Slate has an article about
how movie vampires break the rules. Garlic - useless. Mirrors -- no problem. Crosses --
gornisht helfen.
I have to say, some movies and TV shows I like are quite cavalier with the vamp canon, to the point where we see Angel showing up at Buffy's house steaming a bit because he's run through sunlight with his coat over his head. And in BLADE, vamps can go out in motorcycle leathers and helmets.
It's fun to muck reinterpret the legend. After all, what exactly is the physics of vamps not showing up in mirrors? Makes no sense. And if every vamp bite creates a new vamp (as seems to happen in Stoker), math suggests we'd all be undead by now. So there has to be mutual blood suckage to create a new vamp.
But it's dangerous to muck with canon too much.
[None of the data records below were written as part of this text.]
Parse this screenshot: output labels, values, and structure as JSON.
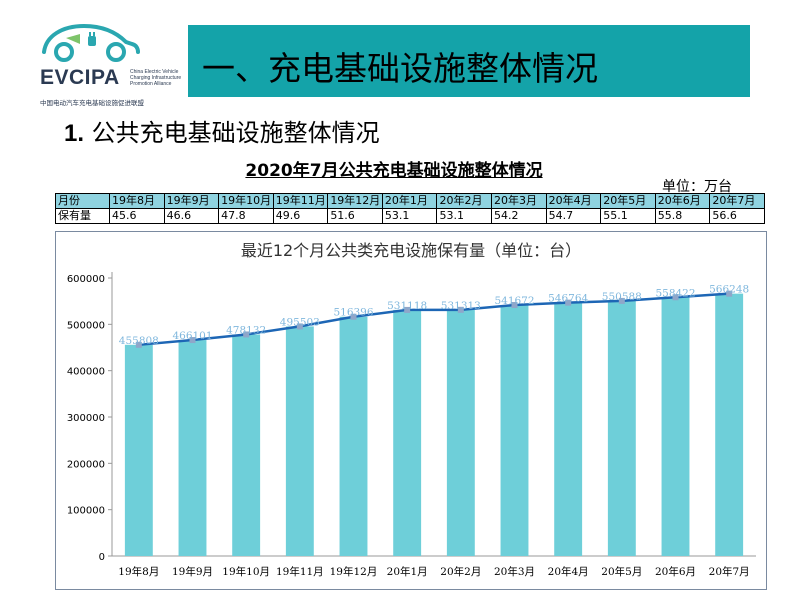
{
  "logo": {
    "name": "EVCIPA",
    "english_lines": [
      "China Electric Vehicle",
      "Charging Infrastructure",
      "Promotion Alliance"
    ],
    "chinese": "中国电动汽车充电基础设施促进联盟"
  },
  "banner": {
    "title": "一、充电基础设施整体情况"
  },
  "subhead": {
    "number": "1.",
    "text": "公共充电基础设施整体情况"
  },
  "table": {
    "title": "2020年7月公共充电基础设施整体情况",
    "unit": "单位：万台",
    "row_headers": [
      "月份",
      "保有量"
    ],
    "months": [
      "19年8月",
      "19年9月",
      "19年10月",
      "19年11月",
      "19年12月",
      "20年1月",
      "20年2月",
      "20年3月",
      "20年4月",
      "20年5月",
      "20年6月",
      "20年7月"
    ],
    "values": [
      "45.6",
      "46.6",
      "47.8",
      "49.6",
      "51.6",
      "53.1",
      "53.1",
      "54.2",
      "54.7",
      "55.1",
      "55.8",
      "56.6"
    ]
  },
  "chart_data": {
    "type": "bar",
    "title": "最近12个月公共类充电设施保有量（单位：台）",
    "categories": [
      "19年8月",
      "19年9月",
      "19年10月",
      "19年11月",
      "19年12月",
      "20年1月",
      "20年2月",
      "20年3月",
      "20年4月",
      "20年5月",
      "20年6月",
      "20年7月"
    ],
    "values": [
      455808,
      466101,
      478132,
      495503,
      516396,
      531118,
      531313,
      541672,
      546764,
      550588,
      558422,
      566248
    ],
    "overlay_line": true,
    "ylim": [
      0,
      600000
    ],
    "yticks": [
      0,
      100000,
      200000,
      300000,
      400000,
      500000,
      600000
    ],
    "grid": false,
    "legend": "none",
    "colors": {
      "bar": "#6ecfd9",
      "line": "#1d66b5",
      "marker": "#8fa6c9",
      "label": "#7fb7dd"
    }
  }
}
If vamps can go out in full sunlight with, say, sunblock on, they're not vampires any more. Why? Because losing sunlight is part of the devil's bargain of being a vamp. You gain indefinite life span, but you can't go out in the sun any more. So it's not the UV rays, dig?
Your reinterpretation should feel
more true emotionally than canon. That's why it's a reinterpretation. Not "what would fit my story," but "this is the legend as we know it; but what is the
reality behind it?"
Labels: blog fu, genre, You Are So Undead
3 Comments:
I really like the take on vampires and mirrors used in Paris Immortal. People don't see vampires in mirrors not because they have no reflection, but because they're so stealthy and quick that people rarely notice them at all unless the vampire chooses to reveal itself.
Or at least that's how I understand it from reading the first book -- the author has said that the rules aren't necessarily the same for all vampires, not because the physics of vampires are inconstant, but because they can overcome some vampire weaknesses if they're powerful enough.
In my vampire script I explain the differences by pointing out that the canon is just misinformation put out there by vampires to cover up who and what they are. It's just a take on the Dresden books where Stoker's book was put out by the good guys as a how to find and kill vamps.
And let us not forget about the popular book and film Twilight, in which Vampires can go out in full sunlight. Instead of bursting into flames, their skin sparkles like diamonds. Now that I think about it, there's absolutely no downside to being a vampire in Twilight. I guess that's why it pales in comparison to other contemporary stories. There's no risk.